WP1 System's requirements analysis | Leader: HES-SO
This work package will take care of the gathering and iterative update of system requirements during the project lifetime, particularly user requirements, architecture design requirements, application programming interface (API) specifications, performance requirements and existing security and privacy solutions. These are going to be defined in collaboration with users’ representatives of the involved stakeholder groups, namely individual data subjects, hospitals, research centres and businesses, through questionnaires, interviews and focus groups.
WP2 Regulatory and compliance study | Leader: Panetta&Associati
This work package will deal with the evaluation of project developments to ensure compliance with the current privacy and data protection applicable legislation at EU, national and international level, with particular attention to the novel framework laid down by the General Data Protection Regulation (GDPR) (Regulation (EU) 2016/679).
WP3 Personal data human interaction and service | Leader: HWC
This work package will assure the willingness of patients as data subjects to donate their information, and to allow them to be used within their control through the Dynamic Consent model. The user interface will be implemented to empower data subjects with the ability to allow or revoke data access for specific purposes with the use of Smart Contracts, and to be notified about the use of their information, by whom and for what purpose.
WP4 Data harmonisation module extensions | Leader: HES-SO
The work package will take care of the development of normalisation services designed to process, harmonize and integrate the highly heterogeneous data coming from the different data sources.
WP5 Privacy preserving solutions and data security layers | Leader: Athena
This work package will be devoted to the development of solutions for data protection and privacy preservation, including data publication and flow execution engines incorporating anonymization and encryption techniques, implementation of methods for data profiling, application of watermarks and fingerprints to datasets, and privacy-by-design analytics.

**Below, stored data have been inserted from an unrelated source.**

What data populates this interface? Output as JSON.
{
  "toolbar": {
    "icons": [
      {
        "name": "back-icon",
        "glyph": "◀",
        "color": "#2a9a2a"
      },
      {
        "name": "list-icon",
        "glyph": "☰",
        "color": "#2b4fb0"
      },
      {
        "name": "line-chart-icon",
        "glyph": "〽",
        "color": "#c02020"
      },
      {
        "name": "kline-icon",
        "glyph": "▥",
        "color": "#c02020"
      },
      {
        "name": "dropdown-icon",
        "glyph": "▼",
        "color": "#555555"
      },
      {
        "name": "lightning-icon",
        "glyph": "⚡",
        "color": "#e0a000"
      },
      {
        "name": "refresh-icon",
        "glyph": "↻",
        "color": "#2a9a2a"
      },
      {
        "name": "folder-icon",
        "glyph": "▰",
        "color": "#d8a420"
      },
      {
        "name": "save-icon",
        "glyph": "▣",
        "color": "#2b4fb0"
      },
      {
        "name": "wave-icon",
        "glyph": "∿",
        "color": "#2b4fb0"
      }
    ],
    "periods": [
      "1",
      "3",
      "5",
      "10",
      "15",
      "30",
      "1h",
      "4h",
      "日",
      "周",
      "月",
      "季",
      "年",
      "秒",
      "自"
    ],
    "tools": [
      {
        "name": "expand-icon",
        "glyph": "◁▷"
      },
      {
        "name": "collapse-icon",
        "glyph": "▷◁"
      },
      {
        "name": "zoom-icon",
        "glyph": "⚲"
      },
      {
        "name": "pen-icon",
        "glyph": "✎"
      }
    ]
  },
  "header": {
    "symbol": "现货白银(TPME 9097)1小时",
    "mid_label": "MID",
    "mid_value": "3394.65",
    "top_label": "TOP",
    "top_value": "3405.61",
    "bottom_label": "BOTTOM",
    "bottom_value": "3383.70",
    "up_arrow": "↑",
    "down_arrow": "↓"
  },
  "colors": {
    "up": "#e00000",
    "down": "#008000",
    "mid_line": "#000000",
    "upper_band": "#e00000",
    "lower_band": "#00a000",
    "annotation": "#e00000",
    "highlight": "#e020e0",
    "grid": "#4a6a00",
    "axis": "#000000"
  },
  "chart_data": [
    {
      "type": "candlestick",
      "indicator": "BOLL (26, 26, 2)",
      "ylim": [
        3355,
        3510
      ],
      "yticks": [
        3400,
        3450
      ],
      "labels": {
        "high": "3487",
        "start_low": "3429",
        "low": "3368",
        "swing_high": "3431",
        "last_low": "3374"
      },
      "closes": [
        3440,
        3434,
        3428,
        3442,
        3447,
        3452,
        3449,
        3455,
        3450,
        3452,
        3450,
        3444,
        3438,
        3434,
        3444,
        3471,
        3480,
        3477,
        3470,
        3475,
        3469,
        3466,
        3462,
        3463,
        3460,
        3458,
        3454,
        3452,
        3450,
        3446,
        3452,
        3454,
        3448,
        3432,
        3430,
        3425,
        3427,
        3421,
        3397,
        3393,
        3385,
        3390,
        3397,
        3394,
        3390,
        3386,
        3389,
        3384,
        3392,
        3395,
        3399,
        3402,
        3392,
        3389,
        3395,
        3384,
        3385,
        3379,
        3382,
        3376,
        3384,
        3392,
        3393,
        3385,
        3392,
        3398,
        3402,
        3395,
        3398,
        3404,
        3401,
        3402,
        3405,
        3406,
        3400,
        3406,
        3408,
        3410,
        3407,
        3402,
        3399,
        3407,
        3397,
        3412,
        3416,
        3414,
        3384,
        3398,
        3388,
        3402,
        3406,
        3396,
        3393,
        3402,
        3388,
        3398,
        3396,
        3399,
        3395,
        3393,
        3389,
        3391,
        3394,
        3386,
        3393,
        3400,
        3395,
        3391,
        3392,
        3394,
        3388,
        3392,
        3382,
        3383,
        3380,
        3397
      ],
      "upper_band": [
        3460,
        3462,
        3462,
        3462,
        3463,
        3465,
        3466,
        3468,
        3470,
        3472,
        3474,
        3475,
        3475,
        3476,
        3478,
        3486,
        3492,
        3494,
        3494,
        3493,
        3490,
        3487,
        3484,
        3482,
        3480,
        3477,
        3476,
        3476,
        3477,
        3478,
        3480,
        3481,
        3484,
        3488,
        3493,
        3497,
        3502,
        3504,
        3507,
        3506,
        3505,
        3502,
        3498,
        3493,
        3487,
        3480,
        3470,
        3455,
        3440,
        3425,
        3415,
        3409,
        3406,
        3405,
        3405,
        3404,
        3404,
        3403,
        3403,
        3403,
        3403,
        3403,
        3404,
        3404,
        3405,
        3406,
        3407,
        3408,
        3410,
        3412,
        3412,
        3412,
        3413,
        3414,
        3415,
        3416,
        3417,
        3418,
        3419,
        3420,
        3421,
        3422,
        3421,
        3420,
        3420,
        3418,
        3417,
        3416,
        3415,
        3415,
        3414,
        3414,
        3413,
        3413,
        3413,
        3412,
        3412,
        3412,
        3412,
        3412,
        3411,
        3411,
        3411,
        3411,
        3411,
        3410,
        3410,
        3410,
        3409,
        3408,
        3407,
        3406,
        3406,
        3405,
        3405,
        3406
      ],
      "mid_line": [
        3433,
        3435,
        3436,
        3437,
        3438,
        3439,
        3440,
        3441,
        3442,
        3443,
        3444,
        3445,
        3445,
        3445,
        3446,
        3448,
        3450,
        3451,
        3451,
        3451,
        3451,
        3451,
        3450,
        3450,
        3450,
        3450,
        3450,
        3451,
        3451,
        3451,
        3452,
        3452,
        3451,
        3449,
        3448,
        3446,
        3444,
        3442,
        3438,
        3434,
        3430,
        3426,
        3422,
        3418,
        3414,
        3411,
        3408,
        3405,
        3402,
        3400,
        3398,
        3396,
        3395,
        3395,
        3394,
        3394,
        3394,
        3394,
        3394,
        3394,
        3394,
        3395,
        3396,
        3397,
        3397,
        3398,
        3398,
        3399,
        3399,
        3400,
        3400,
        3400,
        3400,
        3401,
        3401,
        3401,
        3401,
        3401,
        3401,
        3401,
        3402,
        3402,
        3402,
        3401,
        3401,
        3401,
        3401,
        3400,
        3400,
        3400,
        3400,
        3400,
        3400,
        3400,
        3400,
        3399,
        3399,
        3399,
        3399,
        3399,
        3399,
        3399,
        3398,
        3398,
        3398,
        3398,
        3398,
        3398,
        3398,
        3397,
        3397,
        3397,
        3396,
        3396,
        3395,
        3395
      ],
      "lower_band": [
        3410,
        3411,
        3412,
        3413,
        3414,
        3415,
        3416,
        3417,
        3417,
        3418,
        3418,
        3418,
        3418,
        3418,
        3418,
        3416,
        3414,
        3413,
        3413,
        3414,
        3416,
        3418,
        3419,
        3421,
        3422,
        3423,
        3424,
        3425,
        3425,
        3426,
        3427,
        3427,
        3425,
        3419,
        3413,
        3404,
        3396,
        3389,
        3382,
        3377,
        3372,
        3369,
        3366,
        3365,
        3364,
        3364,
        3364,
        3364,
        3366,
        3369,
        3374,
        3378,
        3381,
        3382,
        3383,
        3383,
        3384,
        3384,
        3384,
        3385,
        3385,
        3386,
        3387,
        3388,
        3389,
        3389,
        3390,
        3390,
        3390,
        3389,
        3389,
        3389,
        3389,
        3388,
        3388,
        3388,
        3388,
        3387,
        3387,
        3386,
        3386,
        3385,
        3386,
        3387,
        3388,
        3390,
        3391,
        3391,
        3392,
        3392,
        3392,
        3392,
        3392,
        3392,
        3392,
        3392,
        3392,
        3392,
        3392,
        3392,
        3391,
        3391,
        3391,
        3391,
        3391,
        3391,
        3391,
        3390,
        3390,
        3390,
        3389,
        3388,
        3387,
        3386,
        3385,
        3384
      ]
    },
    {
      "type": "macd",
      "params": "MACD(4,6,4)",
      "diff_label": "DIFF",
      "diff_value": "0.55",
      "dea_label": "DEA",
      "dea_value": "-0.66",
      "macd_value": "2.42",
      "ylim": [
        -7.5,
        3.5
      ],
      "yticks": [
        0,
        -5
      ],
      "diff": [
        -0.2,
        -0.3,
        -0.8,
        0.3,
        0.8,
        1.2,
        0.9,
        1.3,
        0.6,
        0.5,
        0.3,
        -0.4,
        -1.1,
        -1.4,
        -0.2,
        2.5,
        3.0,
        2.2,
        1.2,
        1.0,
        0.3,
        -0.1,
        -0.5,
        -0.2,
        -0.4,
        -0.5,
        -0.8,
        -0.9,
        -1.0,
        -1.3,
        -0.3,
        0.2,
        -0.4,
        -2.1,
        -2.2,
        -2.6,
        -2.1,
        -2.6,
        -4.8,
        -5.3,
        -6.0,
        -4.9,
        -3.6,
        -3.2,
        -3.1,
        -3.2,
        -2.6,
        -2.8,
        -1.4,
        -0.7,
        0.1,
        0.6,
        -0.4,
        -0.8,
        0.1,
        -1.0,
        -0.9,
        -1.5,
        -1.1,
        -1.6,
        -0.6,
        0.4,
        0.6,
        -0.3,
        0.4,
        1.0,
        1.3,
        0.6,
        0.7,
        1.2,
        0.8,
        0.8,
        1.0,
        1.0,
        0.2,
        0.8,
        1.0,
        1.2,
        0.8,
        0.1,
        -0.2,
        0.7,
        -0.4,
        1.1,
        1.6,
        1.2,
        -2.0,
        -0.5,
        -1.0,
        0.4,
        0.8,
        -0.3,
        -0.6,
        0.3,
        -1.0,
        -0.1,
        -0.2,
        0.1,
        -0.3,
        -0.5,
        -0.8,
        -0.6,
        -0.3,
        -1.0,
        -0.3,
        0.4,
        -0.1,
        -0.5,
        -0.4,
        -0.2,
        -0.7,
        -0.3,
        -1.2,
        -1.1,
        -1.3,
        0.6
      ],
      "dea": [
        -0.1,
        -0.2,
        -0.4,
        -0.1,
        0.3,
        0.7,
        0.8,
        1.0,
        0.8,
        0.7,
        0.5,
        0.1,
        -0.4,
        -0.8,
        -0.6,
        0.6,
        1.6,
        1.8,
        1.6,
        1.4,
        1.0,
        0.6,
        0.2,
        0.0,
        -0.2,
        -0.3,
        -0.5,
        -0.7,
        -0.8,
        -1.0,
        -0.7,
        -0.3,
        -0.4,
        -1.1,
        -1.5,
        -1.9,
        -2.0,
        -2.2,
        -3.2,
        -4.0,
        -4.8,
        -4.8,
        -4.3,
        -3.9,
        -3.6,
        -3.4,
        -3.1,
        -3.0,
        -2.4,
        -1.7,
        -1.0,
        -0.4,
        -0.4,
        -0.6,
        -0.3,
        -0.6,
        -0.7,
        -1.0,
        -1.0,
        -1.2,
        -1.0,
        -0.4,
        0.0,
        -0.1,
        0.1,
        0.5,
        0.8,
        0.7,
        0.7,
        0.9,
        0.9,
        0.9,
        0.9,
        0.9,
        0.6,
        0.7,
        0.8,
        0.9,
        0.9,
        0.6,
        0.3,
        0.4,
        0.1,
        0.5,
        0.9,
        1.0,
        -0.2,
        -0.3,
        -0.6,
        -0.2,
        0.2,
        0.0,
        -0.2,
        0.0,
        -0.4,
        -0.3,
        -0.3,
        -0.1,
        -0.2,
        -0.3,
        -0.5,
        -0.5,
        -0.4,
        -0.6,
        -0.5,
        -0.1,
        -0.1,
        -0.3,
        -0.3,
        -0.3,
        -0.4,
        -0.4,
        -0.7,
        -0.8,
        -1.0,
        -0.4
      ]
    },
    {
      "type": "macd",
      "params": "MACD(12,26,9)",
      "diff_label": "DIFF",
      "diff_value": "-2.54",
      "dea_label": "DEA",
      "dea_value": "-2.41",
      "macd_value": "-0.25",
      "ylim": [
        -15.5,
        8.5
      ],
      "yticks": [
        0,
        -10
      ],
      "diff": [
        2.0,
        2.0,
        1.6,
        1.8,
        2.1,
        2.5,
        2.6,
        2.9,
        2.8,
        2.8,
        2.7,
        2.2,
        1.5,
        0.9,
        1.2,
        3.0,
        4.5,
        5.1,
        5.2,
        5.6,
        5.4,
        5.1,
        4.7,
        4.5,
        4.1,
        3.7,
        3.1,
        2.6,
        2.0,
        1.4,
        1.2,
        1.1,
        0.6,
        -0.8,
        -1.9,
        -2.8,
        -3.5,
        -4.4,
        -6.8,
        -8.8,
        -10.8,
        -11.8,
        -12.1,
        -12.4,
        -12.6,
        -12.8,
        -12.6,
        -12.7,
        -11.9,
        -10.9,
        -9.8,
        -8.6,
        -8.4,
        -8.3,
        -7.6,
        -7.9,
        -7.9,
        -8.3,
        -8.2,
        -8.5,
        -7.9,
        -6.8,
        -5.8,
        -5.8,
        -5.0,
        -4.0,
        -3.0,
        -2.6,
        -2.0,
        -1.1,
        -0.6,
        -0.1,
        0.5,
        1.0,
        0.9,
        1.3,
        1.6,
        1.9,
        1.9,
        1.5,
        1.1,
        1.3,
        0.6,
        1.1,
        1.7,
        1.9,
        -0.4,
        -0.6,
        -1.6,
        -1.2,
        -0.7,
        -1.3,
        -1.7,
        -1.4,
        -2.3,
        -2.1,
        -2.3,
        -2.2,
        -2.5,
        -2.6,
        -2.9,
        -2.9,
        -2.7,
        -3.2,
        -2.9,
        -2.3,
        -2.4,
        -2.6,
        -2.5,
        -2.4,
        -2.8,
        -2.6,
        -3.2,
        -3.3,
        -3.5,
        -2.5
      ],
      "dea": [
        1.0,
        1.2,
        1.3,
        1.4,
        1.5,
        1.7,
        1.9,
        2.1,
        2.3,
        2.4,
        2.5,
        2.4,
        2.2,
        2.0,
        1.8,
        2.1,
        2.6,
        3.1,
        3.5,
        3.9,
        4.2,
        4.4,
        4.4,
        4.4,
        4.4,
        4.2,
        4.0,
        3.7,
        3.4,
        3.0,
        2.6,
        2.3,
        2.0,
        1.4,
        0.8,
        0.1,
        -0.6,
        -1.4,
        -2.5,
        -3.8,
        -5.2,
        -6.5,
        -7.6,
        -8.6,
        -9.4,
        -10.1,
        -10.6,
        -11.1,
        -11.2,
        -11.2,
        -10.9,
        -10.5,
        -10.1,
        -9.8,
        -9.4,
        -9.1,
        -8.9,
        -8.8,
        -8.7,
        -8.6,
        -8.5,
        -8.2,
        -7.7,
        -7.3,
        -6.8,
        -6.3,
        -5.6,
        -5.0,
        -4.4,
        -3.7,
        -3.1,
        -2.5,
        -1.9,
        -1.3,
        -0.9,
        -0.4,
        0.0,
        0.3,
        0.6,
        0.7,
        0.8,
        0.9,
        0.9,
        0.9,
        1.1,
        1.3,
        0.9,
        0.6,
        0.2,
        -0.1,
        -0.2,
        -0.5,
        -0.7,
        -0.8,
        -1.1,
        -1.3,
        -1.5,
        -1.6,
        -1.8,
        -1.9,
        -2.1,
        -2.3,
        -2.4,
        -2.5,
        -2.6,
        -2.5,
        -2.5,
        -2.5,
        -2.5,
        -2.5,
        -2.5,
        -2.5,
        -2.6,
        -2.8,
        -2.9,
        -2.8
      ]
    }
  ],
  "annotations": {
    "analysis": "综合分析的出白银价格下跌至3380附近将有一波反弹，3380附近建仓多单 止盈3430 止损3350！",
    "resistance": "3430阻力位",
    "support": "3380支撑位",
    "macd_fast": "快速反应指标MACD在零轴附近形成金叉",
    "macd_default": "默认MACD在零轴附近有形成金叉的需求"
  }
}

WP6 Blockchain integration, smart contracts and pilot infrastructure | Leader: Gnùbila
The goal of this work package is to design, implement and deploy the blockchain technology as the transparent and distributed data transaction ledger. The infrastructure will comprise an identity provider, a blockchain ledger, an application programming interface (API), second level anonymization and data replication services. The platform will be delivered, documented and thoroughly tested, and made available for penetration challenges and the execution of re-identification threat scenarios.
WP7 Platform-driven assessment of attitudes and sensibilities with regard to ethical, privacy, and data security issues | Leader: Lynkeus
The goal of this work package is to assess the public perceptions and attitudes towards privacy and data security, which will be employed to drive the design of MHMD platform, Personal Data Accounts, Dynamic Consent Module and Smart Contracts. The study will utilize two complementary information gathering approaches: the former investigating users’ actual behaviours through the use of data mining techniques applied to data transactions and user profiles, to study what type of data users tend to give or deny permission access to, under what circumstances, and for what reasons; the latter measuring their stated values and preferences, by electronic questionnaires which will capture user values and preferences under different scenarios.
WP8 Prototypical implementation of advanced data analytics (big data) use case on securely anonymised and encrypted data | Leader: Siemens Healthcare GmbH
The main objective of this work package is to demonstrate the feasibility of clinical applications using the MHMD infrastructure and to explore potential ways to exploit the value of large medical and non-medical datasets. In particular, the possibility of making use of securely anonymised or encrypted data for advanced data analytics and patient-specific model-based prediction applications, such as personalized physiological modelling for clinical risk estimation, or retrieval of medical annotations relative to a clinical case as well as identification of similar cases from the database.
WP9 Penetration & re-identification challenge | Leader: CNR
This work package deals with penetration challenge activities, or else the simulation of attacks to synthetic data sets with virtual subjects’ information, to validate the overall system security against re-identification and privacy violation attacks, together with a risk-based cost/benefit analysis of privacy schemes.
WP10 Coordination & management | Leader: Lynkeus
This work package will be dedicated to disseminate project contents and outcomes to the public, fostering the creation of a community dedicated to the themes of data privacy and security in the e-health sector, by dissemination materials, website and social media accounts, attendance to relevant conferences and public events, collaborations and cross-fertilization with other EU projects, and organisation of dissemination events. In parallel, this will take care of optimal commercial exploitation of the project technological and scientific outcomes through development of an appropriate strategy plan.
WP11 Dissemination and exploitation | Leader: Lynkeus
This work package is meant to monitor and ensure the compliance of partners with their obligations under the grant agreement by assessing the efforts performed, the accomplishment of tasks and the achievement of milestones, as well as risk identification, assessment and mitigation. Besides, the Coordinator will interface on behalf of the consortium with the European Commission, being responsible for managing financial contribution, and interface with general external requests for information.